A lightweight Node.js bridge that forwards Server-Sent Events (SSE) and WebSocket streams to Claude Desktop, enabling real‑time communication between web services and the desktop client.

Capabilities

Resources
Access data sources
Tools
Execute functions
Prompts
Pre-built templates
Sampling
AI model interactions

Claude Desktop Transport Bridge

The Claude Desktop Transport Bridge is a lightweight MCP server designed to bridge the gap between Claude Desktop and external streaming sources. By exposing a simple command‑line interface that accepts either Server‑Sent Events (SSE) or WebSocket URLs, it allows developers to route real‑time data streams directly into Claude’s model context. This solves the common problem of integrating live feeds—such as chat logs, sensor data, or real‑time analytics—into an AI assistant without needing custom adapters for each protocol.

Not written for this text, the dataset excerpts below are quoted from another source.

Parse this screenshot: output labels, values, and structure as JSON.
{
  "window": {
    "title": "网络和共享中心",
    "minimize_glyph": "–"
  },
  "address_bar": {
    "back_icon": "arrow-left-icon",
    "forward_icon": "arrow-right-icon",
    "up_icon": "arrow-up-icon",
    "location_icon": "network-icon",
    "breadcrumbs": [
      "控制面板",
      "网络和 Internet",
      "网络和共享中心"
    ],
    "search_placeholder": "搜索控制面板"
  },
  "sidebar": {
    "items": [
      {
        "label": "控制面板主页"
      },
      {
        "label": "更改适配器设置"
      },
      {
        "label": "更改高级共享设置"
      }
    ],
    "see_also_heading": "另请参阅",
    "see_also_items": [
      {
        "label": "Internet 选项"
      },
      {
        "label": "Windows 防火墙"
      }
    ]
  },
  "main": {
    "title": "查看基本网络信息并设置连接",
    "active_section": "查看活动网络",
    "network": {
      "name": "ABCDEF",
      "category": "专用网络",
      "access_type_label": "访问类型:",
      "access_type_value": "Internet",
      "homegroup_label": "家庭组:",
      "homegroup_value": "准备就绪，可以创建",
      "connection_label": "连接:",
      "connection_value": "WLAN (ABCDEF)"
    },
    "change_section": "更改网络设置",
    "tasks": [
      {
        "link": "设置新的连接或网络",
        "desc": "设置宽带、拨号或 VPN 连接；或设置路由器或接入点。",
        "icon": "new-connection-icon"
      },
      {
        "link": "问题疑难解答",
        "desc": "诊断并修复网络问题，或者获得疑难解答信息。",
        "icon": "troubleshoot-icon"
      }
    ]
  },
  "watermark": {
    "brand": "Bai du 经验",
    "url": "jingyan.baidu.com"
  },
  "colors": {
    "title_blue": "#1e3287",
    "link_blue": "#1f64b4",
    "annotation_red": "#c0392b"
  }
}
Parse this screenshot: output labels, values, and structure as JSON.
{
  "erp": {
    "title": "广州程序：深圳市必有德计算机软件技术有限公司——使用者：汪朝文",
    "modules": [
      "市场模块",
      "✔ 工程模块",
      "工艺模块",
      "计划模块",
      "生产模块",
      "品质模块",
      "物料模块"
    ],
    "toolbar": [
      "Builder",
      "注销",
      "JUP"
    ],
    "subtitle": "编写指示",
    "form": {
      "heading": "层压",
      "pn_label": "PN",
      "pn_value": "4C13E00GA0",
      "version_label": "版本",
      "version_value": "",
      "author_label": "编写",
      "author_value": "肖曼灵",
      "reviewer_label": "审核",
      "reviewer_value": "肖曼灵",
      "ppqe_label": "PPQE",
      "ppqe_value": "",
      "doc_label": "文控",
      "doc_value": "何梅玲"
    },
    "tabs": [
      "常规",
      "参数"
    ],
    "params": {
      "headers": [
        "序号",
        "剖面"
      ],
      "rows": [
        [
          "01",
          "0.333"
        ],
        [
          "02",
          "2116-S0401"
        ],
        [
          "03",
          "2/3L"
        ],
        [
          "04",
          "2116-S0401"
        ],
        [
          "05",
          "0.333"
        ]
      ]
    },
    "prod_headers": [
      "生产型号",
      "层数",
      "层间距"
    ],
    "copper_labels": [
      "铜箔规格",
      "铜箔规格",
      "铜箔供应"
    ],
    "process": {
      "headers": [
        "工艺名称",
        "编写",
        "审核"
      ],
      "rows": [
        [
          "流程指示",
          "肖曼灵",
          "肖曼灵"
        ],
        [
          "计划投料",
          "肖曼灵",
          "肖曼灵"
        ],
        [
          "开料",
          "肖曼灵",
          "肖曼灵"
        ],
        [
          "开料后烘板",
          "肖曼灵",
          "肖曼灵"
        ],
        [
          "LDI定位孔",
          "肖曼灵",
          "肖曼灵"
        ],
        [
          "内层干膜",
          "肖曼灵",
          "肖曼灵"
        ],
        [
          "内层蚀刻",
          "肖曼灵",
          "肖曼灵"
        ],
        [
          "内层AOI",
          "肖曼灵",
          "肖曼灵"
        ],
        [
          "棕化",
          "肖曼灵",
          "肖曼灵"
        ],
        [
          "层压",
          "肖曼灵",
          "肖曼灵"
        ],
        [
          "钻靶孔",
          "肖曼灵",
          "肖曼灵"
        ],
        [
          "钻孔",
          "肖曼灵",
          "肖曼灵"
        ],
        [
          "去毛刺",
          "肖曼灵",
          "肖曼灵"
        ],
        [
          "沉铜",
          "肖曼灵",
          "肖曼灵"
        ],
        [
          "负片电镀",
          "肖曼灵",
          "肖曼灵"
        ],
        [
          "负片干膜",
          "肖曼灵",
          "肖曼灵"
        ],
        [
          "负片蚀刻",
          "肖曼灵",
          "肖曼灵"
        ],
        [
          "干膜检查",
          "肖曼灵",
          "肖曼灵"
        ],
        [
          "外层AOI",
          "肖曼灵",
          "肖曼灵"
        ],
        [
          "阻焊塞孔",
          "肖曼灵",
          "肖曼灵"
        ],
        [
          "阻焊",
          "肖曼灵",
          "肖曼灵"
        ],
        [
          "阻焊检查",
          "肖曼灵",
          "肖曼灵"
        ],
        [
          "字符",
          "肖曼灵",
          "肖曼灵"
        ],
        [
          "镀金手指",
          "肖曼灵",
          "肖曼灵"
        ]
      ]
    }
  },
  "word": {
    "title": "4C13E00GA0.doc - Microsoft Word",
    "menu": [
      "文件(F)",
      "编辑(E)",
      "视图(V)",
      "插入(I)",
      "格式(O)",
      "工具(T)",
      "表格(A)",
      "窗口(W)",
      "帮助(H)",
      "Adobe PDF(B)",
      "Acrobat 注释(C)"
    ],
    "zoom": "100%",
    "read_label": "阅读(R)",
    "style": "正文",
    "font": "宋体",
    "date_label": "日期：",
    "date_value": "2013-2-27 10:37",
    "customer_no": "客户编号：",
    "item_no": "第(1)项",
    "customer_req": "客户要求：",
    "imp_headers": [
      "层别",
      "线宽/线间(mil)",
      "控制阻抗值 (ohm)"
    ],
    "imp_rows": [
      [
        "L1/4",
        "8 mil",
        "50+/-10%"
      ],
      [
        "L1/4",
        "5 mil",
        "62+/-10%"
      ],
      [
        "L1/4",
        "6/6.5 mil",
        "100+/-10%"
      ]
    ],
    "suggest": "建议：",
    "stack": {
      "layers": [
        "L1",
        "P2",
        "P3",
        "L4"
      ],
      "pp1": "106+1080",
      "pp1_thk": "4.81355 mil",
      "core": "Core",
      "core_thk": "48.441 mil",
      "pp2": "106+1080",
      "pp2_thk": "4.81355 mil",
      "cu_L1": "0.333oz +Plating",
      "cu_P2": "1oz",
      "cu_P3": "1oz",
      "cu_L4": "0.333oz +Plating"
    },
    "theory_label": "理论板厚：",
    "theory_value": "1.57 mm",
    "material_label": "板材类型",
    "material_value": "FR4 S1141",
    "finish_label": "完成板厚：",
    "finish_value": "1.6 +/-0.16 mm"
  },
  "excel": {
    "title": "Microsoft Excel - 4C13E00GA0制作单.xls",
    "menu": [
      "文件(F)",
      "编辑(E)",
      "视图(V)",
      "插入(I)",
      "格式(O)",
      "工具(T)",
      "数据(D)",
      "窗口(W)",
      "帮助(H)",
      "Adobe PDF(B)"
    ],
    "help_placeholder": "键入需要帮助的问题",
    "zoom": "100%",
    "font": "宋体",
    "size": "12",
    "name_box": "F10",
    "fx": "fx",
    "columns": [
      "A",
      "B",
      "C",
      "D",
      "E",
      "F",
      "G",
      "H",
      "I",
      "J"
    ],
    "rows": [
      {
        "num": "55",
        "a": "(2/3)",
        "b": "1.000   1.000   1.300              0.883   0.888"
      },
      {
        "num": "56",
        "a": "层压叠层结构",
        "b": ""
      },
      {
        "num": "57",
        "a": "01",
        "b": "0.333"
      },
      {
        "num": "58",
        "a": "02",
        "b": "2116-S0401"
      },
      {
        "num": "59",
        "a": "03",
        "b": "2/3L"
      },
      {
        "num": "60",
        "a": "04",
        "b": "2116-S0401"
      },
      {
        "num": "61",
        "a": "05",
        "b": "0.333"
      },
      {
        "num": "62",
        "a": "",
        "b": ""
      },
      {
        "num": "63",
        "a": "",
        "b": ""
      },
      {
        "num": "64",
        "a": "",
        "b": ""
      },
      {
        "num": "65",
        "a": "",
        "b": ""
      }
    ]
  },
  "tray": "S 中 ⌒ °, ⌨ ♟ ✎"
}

At its core, the bridge receives a connection request, establishes the specified streaming channel, and forwards incoming messages to Claude as structured events. For SSE clients it opens a persistent HTTP connection, parsing the event stream and emitting each payload as a distinct context item. For WebSocket clients it opens a bidirectional socket, listening for messages and converting them into context updates. The result is a seamless flow of live data that Claude can consume, reason about, and respond to in real time. This is particularly valuable for developers building interactive applications where the assistant must react instantly to changing inputs.

Key features include:

  • Protocol agnosticism – supports both SSE and WebSocket with a single command‑line interface.
  • Low overhead – written in Node.js and built for quick deployment, making it easy to integrate into existing JavaScript workflows.
  • Extensibility – the bridge can be extended with custom message parsers or context enrichments without altering its core logic.
  • Cross‑platform compatibility – runs on any system with Node.js 20+, ensuring broad usability across development environments.

Typical use cases involve:

  • Live chat assistants that need to ingest ongoing conversation streams from a messaging platform.
  • IoT monitoring tools where sensor data is streamed via SSE and the assistant must alert users to anomalies.
  • Real‑time analytics dashboards that feed live metrics into Claude for on‑the‑fly insights.
  • Gaming or simulation environments where state updates are broadcast over WebSocket and the assistant offers dynamic guidance.

Integration into AI workflows is straightforward: once the bridge is running, developers can point their MCP client to the bridge’s local endpoint and declare it as a resource. Claude then treats incoming events like any other context source, allowing prompts to reference the latest data and sampling functions to generate responses that reflect current state. Because the bridge handles protocol translation internally, developers can focus on business logic rather than low‑level streaming code.

Overall, the Claude Desktop Transport Bridge provides a standardized, protocol‑neutral gateway that empowers developers to fuse live data streams into AI assistants with minimal friction. Its simplicity, combined with robust support for both SSE and WebSocket, makes it an indispensable tool for building responsive, data‑driven conversational experiences.